The Pirates of the Caribbean, Disney’s statue, the covered porch at the end of Main Street outside the train station, Main Street itself, and the Jungle Cruise are all real. Purists might notice differences between what stood twenty years ago and what I have described. I decided to stick with what’s there now, unless I knew better. The bowels of the Pirates of the Caribbean attraction are my invention, though surely some variation on those exist. All of the other aspects of the attraction are accurate. The construction area in chapter 52 is my creation, though I recall a lot of changes constantly being made to that section of the Magic Kingdom. Today that area houses Fantasyland.
This novel focuses heavily on the last year of Martin Luther King Jr.’s life. On April 4, 1967, when King publicly came out against the Vietnam War, he began a steady downward spiral that included deep bouts of depression. A terrific account of that fall is contained in Death of a King, by Tavis Smiley. By April 4, 1968 (the date of his death) King’s public status had changed significantly. Certainly, he remained one of the premier voices for equality in America, his words still important, but other more militant voices had begun to rise in volume. The movement itself became severely fractured over violence versus nonviolence. The hostile SCLC meeting of March 30, 1968, described at several points throughout the story, where King walked out in anger, happened and is illustrative of that conflict. Without question, King was not what he had been only two years before.

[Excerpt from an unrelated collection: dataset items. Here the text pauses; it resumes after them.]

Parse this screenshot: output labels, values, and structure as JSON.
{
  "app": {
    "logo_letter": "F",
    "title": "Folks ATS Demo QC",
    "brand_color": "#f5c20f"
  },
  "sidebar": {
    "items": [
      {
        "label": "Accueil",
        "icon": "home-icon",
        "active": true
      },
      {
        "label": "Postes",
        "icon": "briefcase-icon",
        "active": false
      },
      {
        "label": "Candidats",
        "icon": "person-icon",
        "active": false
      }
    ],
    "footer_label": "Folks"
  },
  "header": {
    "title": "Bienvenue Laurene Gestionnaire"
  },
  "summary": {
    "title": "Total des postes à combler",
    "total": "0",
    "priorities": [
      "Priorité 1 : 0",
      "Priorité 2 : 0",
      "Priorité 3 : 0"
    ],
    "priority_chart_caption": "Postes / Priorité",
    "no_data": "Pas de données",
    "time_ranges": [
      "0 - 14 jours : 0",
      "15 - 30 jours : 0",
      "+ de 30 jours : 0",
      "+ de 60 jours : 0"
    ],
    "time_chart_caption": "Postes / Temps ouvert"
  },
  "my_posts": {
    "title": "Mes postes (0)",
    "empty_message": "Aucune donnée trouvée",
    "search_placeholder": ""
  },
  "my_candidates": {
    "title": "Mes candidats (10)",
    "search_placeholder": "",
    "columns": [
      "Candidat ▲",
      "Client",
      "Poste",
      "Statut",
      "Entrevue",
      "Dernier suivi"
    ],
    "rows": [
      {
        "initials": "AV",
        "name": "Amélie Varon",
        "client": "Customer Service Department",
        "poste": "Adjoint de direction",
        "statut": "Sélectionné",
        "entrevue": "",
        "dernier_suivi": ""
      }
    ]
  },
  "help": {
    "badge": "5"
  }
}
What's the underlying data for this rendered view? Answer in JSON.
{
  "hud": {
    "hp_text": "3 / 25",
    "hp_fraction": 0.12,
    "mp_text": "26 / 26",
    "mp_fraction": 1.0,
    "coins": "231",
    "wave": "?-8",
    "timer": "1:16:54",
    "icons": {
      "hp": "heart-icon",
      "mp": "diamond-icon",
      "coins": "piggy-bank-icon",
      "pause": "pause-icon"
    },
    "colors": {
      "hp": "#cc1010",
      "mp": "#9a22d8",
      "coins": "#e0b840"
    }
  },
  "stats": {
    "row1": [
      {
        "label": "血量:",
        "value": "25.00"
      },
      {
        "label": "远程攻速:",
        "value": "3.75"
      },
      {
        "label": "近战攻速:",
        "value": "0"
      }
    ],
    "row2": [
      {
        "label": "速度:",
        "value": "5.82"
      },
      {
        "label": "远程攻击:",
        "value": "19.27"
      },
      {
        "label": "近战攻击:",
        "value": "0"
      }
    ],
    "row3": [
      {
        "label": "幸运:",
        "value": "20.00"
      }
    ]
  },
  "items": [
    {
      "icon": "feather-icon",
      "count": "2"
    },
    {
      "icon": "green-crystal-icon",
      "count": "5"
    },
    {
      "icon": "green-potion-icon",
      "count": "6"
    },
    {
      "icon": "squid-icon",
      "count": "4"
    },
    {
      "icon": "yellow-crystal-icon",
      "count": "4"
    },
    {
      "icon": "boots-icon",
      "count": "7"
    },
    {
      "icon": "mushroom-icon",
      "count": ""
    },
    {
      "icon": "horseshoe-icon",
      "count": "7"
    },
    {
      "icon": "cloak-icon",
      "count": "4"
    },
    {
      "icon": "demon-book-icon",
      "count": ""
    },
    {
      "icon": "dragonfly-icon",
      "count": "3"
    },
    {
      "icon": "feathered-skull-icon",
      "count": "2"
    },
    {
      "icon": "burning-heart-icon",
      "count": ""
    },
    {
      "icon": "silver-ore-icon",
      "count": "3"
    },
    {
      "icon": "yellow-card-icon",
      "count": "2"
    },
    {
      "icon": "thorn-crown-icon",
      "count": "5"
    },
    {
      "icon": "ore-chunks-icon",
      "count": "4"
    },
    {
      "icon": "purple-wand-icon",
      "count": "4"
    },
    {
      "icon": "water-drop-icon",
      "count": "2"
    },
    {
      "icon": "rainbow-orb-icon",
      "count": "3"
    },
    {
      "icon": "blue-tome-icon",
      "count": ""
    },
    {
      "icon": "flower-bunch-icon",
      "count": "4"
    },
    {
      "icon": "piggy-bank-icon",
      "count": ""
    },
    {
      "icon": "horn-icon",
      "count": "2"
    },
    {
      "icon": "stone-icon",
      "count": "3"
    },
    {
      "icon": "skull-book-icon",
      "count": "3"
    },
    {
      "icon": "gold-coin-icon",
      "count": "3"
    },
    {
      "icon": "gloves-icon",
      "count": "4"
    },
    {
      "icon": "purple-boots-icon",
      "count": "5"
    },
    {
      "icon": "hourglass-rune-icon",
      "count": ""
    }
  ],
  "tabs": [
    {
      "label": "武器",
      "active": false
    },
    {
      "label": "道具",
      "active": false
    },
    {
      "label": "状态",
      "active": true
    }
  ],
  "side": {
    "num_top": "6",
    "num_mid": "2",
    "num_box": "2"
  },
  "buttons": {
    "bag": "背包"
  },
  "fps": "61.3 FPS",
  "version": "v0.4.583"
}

The “mountaintop speech” quoted in chapter 60 is an abridgement of King’s actual words delivered the night of April 3. I eliminated only the aspects of it that did not address mortality. What remains in chapter 60 are King’s words, not mine. He spoke without notes, from the heart. If you have never read or listened to the entire speech, I urge you to do so. Every word sounds like a man who knew he was about to die.
Consider this: Why would King stand out in the open, on the balcony of the Lorraine Motel, for several minutes? There’d been numerous death threats, and violence had already happened a few days earlier at the first march he led through Memphis. He’d been warned not to make himself a target, yet there he stood.
It’s an interesting question.
To which we will never have the answer.
In the 1930s, the poet Langston Hughes wrote “Lenox Avenue Mural,” where he asked, What happens to a dream deferred? Does it dry up? Or just explode?
Hard to say.
What will become of King’s dream remains to be seen.
We are now fifty years beyond his death and his work still feels unfinished. By the time he died King had concluded that racism, poverty, and the Vietnam War were intricately linked. Together they were sapping the country of its core strength. His hope was that his Poor People’s March, set for Washington, DC, in the summer of 1969, would raise awareness of all three. In the “mountaintop speech,” delivered the night before he died, he framed his legacy. He told that final audience he was proud to have been a part of the fight. Then he ended his remarks with some prophetic words.
Like anybody, I would like to live a long life.
Longevity has its place.
But I’m not concerned about that now. I just want to do God’s will. And He’s allowed me to go up to the mountain.
And I’ve looked over.
I’ve seen the promised land.
I may not get there with you. But I want you to know tonight that we, as a people, will get to the promised land.
And so I’m happy tonight.
I’m not worried about anything.
I’m not fearing any man.
Mine eyes have seen the glory of the coming of the Lord.